Dans le village montagneux de Ret (province de Phu Tho, au nord du Vietnam), où coexistent des élevages familiaux typiques, des entretiens avec 40 des 48 chefs de famille concernés ont par exemple permis de reconstituer le déroulement exact de la crise. Tout y commence le 28 décembre 2003, soit peu de temps après l'achat, par un fermier local convoyant ses animaux à moto, de plusieurs poussins de deux jours nés dans une province du delta vraisemblablement infectée. Ce jour-là, un paysan de Ret découvre parmi ses 150 poulets de chair plusieurs animaux mal en point. Abattus, affichant une congestion de la tête ou des pattes et souffrant de diarrhée, ceux-ci auront juste le temps de transmettre le mal avant de mourir foudroyés, deux à douze heures après le début des symptômes.

En quelques jours, 31 élevages sur les 36 que compte la localité sont contaminés. Et pour cause : la distance moyenne entre deux fermes – pour l'essentiel il s'agit en fait de maisons dont l'arrière-cour abrite quelques poules, poulets et canards de Barbarie – n'excède pas 17 m. «En outre, précise le rapport, la circulation des personnes et des animaux se fait de manière continue dans le village.» L'épizootie, qui ne sera contrôlée qu'un mois et demi plus tard, le 17 février, s'apprête à frapper la quasi-totalité du cheptel local, avec un taux de mortalité dépassant 80%. Bien avant que les autorités ne mesurent la gravité de la situation.

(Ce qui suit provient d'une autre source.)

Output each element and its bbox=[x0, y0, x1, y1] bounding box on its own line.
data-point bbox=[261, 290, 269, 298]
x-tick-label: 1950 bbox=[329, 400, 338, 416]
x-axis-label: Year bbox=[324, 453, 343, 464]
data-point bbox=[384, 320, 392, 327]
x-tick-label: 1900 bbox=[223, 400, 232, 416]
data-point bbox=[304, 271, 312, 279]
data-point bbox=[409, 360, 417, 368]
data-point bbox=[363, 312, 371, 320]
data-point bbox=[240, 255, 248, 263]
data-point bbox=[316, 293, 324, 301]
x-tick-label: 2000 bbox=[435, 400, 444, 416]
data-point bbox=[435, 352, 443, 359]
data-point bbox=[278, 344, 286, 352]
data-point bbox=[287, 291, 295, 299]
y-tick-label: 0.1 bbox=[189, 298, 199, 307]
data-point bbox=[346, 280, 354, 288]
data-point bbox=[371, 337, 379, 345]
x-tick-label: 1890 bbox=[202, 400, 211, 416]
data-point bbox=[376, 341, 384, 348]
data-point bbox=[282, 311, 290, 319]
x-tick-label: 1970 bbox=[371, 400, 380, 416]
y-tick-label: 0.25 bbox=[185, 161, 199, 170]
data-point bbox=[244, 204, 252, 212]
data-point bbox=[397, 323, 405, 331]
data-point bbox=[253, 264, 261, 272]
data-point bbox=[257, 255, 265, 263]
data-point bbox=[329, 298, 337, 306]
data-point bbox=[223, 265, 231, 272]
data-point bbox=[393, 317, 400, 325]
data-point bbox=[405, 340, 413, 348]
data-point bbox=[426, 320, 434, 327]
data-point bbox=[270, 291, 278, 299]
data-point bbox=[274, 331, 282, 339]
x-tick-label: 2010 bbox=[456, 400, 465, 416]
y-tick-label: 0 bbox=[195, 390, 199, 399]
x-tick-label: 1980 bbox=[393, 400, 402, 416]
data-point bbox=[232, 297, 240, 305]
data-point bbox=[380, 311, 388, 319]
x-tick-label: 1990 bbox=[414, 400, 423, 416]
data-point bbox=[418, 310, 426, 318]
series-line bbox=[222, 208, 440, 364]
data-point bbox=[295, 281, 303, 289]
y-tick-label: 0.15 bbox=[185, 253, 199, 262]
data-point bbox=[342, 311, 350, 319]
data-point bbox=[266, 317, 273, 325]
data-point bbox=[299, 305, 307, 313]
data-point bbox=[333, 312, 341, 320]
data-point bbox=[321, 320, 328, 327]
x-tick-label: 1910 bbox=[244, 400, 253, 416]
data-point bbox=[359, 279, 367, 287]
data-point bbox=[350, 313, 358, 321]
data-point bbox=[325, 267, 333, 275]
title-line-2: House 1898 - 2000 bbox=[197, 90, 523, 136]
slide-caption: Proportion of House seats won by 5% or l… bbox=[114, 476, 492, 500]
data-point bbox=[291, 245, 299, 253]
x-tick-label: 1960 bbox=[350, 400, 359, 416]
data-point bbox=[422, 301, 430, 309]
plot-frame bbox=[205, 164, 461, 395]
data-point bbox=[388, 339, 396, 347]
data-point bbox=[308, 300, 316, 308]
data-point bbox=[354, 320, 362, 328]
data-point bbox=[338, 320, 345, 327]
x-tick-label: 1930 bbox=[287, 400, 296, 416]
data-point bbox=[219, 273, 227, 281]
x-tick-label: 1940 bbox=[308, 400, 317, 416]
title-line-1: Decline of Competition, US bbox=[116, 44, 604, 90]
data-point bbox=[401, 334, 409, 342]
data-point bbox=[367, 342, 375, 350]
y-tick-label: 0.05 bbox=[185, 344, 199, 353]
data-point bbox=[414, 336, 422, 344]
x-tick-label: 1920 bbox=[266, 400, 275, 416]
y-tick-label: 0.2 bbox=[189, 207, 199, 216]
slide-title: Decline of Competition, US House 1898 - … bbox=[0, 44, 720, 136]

Livrés à eux-mêmes, les villageois multiplient alors sans le savoir les comportements à risque. Selon leur témoignage, ils mangent en effet 50% des poulets malades, au risque de s'infecter, et vendent jusqu'à 30% des volailles saines – mais possiblement porteuses du germe –, sans crainte de favoriser la propagation du virus. «Ces données montrent que les petits éleveurs, s'ils n'ont pas subi d'énormes pertes financières à cause de l'épizootie, se sont mis en danger en ne voulant pas renoncer à la consommation des quelques têtes qui composent leur cheptel», explique Patrice Gautier, représentant de VSF au Vietnam. Or, si Ret a été relativement épargné, l'exposition massive au virus A (H5N1) par contact avec des volailles infectées a cet hiver emporté 16 Vietnamiens. Diffus dans les zones de collines et de montagnes, l'impact économique de l'épizootie semble en revanche s'être fortement manifesté dans les plaines plus fertiles qui s'étalent à l'embouchure du fleuve Rouge. Là en effet se succèdent, en marge des petits élevages familiaux, des fermes moyennes comptant plusieurs centaines de volailles – parfois plusieurs milliers – dont la perte peut entraîner la brusque ruine d'un paysan.

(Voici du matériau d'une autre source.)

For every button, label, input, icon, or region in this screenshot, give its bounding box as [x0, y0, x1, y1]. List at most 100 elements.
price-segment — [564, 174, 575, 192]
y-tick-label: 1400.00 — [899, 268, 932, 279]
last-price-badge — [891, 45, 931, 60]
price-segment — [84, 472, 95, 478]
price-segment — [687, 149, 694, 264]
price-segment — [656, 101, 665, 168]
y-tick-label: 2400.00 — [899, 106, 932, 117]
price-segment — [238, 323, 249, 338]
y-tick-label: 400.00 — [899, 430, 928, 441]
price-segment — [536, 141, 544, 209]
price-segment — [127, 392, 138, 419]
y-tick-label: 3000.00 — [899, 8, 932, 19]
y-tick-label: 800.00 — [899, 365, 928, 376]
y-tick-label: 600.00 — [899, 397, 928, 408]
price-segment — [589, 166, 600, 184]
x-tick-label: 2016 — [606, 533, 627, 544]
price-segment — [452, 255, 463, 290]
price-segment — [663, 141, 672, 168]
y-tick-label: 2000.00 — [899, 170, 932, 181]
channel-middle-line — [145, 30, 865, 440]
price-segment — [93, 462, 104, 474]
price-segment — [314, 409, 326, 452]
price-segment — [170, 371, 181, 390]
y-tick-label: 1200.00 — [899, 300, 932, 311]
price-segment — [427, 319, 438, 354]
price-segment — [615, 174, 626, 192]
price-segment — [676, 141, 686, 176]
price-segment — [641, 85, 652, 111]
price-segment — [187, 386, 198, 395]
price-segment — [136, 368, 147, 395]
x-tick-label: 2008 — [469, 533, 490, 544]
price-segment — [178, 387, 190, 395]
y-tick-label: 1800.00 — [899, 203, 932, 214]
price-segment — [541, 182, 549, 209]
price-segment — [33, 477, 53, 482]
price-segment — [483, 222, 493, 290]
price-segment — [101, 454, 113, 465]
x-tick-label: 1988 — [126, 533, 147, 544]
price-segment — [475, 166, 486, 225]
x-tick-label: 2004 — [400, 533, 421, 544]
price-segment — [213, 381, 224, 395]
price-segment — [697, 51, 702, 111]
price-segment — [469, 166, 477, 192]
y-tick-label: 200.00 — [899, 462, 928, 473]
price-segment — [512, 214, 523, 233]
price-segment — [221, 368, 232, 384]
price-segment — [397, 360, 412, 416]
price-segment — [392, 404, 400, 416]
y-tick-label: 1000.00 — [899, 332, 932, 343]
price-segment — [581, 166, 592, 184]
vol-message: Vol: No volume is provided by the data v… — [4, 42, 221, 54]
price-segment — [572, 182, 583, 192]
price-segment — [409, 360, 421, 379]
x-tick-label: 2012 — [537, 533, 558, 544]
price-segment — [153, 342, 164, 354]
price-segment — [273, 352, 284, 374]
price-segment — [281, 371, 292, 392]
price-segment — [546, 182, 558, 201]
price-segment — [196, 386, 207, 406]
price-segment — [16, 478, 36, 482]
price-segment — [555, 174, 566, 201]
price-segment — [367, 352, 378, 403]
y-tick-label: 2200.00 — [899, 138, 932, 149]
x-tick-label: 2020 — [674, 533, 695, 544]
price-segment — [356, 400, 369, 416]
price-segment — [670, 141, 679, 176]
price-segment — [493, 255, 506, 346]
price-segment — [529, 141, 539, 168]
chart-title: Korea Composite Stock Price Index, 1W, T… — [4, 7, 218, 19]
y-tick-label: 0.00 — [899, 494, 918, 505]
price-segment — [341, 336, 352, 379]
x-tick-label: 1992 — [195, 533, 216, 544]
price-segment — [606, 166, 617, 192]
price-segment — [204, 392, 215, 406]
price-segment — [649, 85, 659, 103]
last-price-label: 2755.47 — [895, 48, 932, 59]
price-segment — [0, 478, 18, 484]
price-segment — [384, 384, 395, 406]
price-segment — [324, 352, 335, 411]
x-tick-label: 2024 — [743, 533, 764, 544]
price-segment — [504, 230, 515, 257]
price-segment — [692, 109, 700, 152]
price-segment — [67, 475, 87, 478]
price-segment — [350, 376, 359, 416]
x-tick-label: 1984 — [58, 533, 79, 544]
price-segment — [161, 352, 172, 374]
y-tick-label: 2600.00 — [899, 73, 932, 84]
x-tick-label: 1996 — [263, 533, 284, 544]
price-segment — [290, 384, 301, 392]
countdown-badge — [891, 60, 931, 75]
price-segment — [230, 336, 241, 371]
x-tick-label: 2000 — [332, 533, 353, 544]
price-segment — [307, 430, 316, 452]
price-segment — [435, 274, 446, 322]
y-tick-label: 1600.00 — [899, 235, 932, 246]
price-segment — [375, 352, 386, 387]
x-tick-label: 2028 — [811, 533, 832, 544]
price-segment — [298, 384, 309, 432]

C'est ce qui est arrivé à ce fermier de la province de Ha Tay, proche de Hanoï, dont les 5 000 poulets de chair ont été foudroyés en trois jours début février. Selon le rapport de la Banque mondiale, son élevage avait déjà perdu 2 500 têtes quarante-huit heures après avoir été contaminé par un voisin, lorsque les services vétérinaires du district ont ordonné l'abattage du cheptel entier. Or ces animaux étaient prêts à vendre, après quatre-vingt-cinq jours d'une coûteuse maturation : ce qui représente une perte de 33 000 dongs (un peu plus d'un euro) par tête. Trois mois plus tard, note VSF, l'homme n'a pas repris son activité, ses fournisseurs refusant de lui faire crédit.

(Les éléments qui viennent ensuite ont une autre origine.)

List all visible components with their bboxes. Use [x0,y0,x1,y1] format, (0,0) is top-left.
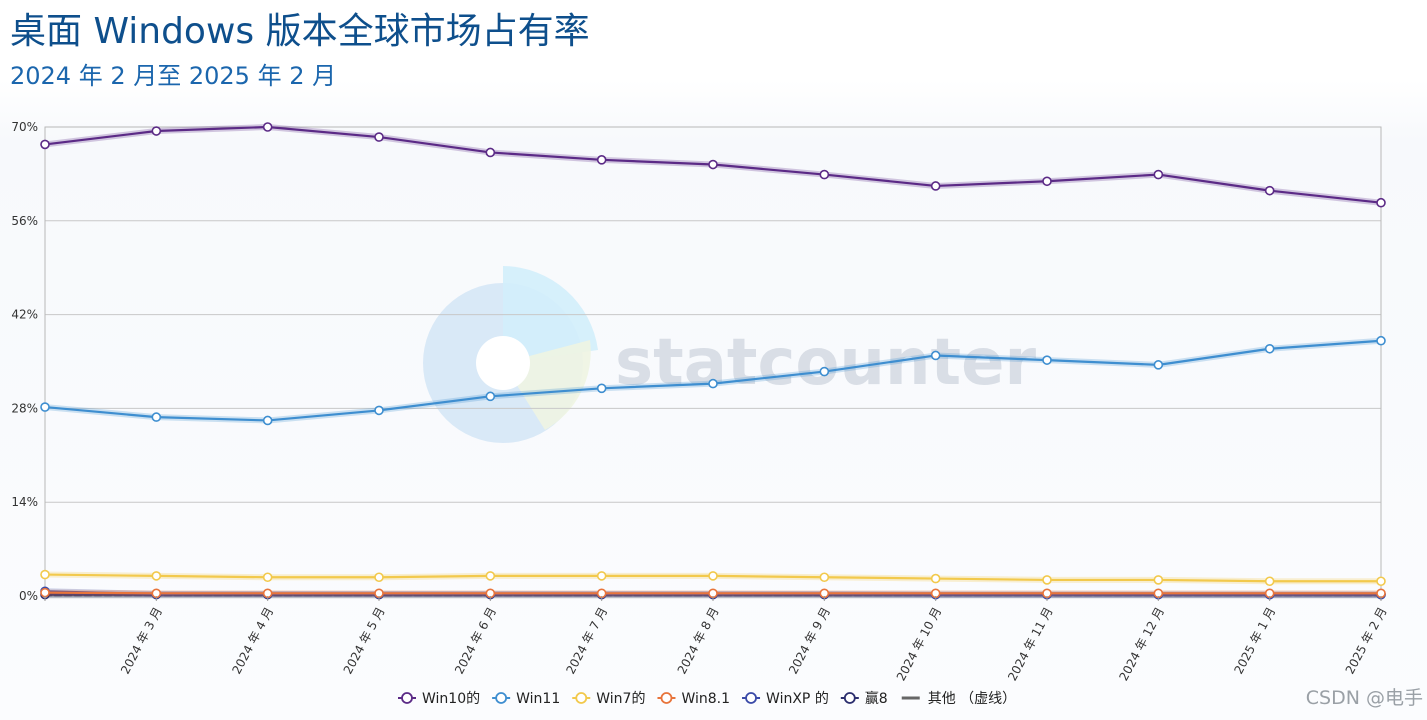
data-point [1042,355,1052,365]
data-point [40,569,50,580]
data-point [262,122,273,132]
legend-label: Win10的 [422,691,480,707]
statcounter-watermark: statcounter [423,266,1037,443]
legend-item-6: 其他 （虚线） [901,691,1016,707]
x-tick-label: 2024 年 9 月 [786,605,833,677]
legend-swatch [401,692,413,704]
data-point [819,366,830,377]
data-point [1376,576,1386,587]
data-point [374,572,384,583]
y-tick-label: 14% [11,495,38,509]
legend-label: Win7的 [596,691,645,707]
data-point [485,391,496,402]
data-point [262,572,273,583]
data-point [1376,335,1386,346]
data-point [262,415,273,426]
chart-title: 桌面 Windows 版本全球市场占有率 [10,11,590,52]
chart-subtitle: 2024 年 2 月至 2025 年 2 月 [10,62,337,90]
data-point [151,571,162,581]
legend-swatch [575,692,588,704]
x-tick-label: 2024 年 8 月 [675,605,722,677]
y-tick-label: 42% [11,308,38,322]
data-point [930,181,941,191]
series-2 [40,569,1386,587]
data-point [151,412,162,422]
data-point [40,587,50,598]
legend-label: Win11 [516,691,560,707]
data-point [1042,575,1052,585]
data-point [596,383,607,394]
x-tick-label: 2025 年 1 月 [1231,605,1278,677]
data-point [1264,185,1275,196]
y-tick-label: 56% [11,214,38,228]
y-axis: 0% 14% 28% 42% 56% 70% [11,120,38,603]
x-tick-label: 2024 年 4 月 [229,605,276,677]
x-tick-label: 2024 年 12 月 [1116,605,1167,683]
data-point [1153,169,1164,180]
credit-watermark: CSDN @电手 [1305,687,1423,709]
data-point [151,126,162,136]
data-point [708,571,718,581]
x-tick-label: 2025 年 2 月 [1343,605,1390,677]
y-tick-label: 0% [19,589,38,603]
x-tick-label: 2024 年 10 月 [894,605,945,683]
data-point [1042,176,1052,187]
data-point [485,147,496,158]
y-tick-label: 28% [11,401,38,415]
legend-item-3: Win8.1 [657,691,730,707]
legend-swatch [843,692,856,704]
legend-swatch [660,692,673,704]
data-point [708,378,718,389]
legend-label: WinXP 的 [766,691,829,707]
data-point [1264,343,1275,354]
data-point [374,405,384,416]
data-point [930,350,941,361]
data-point [374,132,384,142]
legend-label: 其他 （虚线） [928,691,1016,707]
data-point [930,573,941,584]
data-point [1264,576,1275,587]
data-point [819,572,830,583]
data-point [596,571,607,581]
y-tick-label: 70% [11,120,38,134]
legend-item-5: 赢8 [840,690,888,707]
series-0 [40,122,1386,208]
data-point [40,139,50,150]
legend-item-0: Win10的 [398,691,480,707]
legend-label: Win8.1 [681,691,730,707]
x-tick-label: 2024 年 11 月 [1005,605,1056,683]
watermark-pie-hole [476,336,530,390]
data-point [40,402,50,412]
data-point [708,159,718,170]
data-point [485,571,496,581]
series-1 [40,335,1386,426]
data-point [1376,197,1386,208]
x-tick-label: 2024 年 6 月 [452,605,499,677]
x-axis: 2024 年 3 月 2024 年 4 月 2024 年 5 月 2024 年 6 月… [44,596,1390,683]
data-point [596,155,607,165]
legend-item-4: WinXP 的 [742,691,829,707]
data-point [819,169,830,180]
legend-swatch [745,692,757,704]
legend-item-1: Win11 [492,691,560,707]
watermark-text: statcounter [615,326,1037,400]
legend-label: 赢8 [865,690,888,707]
x-tick-label: 2024 年 7 月 [563,605,610,677]
x-tick-label: 2024 年 5 月 [341,605,388,677]
data-point [1153,360,1164,370]
data-point [1153,575,1164,585]
chart-legend: Win10的 Win11 Win7的 Win8.1 WinXP 的 赢8 其他 （虚线） [398,690,1016,707]
legend-item-2: Win7的 [572,691,645,707]
x-tick-label: 2024 年 3 月 [118,605,165,677]
legend-swatch [495,692,508,704]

Pour ne rien arranger, révèle ce rapport, le versement des indemnités promises par le gouvernement vietnamien n'a toujours pas été à ce jour – au moins systématiquement – mis en oeuvre. Carence qui pourrait, à l'heure où l'épizootie semble de nouveau s'implanter dans certaines provinces du pays, dissuader certains paysans de renouveler les abattages acceptés il y a quelques mois. En réponse à ce péril, VSF juge urgent de «mieux comprendre les mécanismes de commercialisation et de déplacement des volailles, afin de mieux les organiser et les contrôler, à l'échelle des districts, des provinces et du pays».

Par Cyrille Louis - Le Figaro - 24 Août 2004.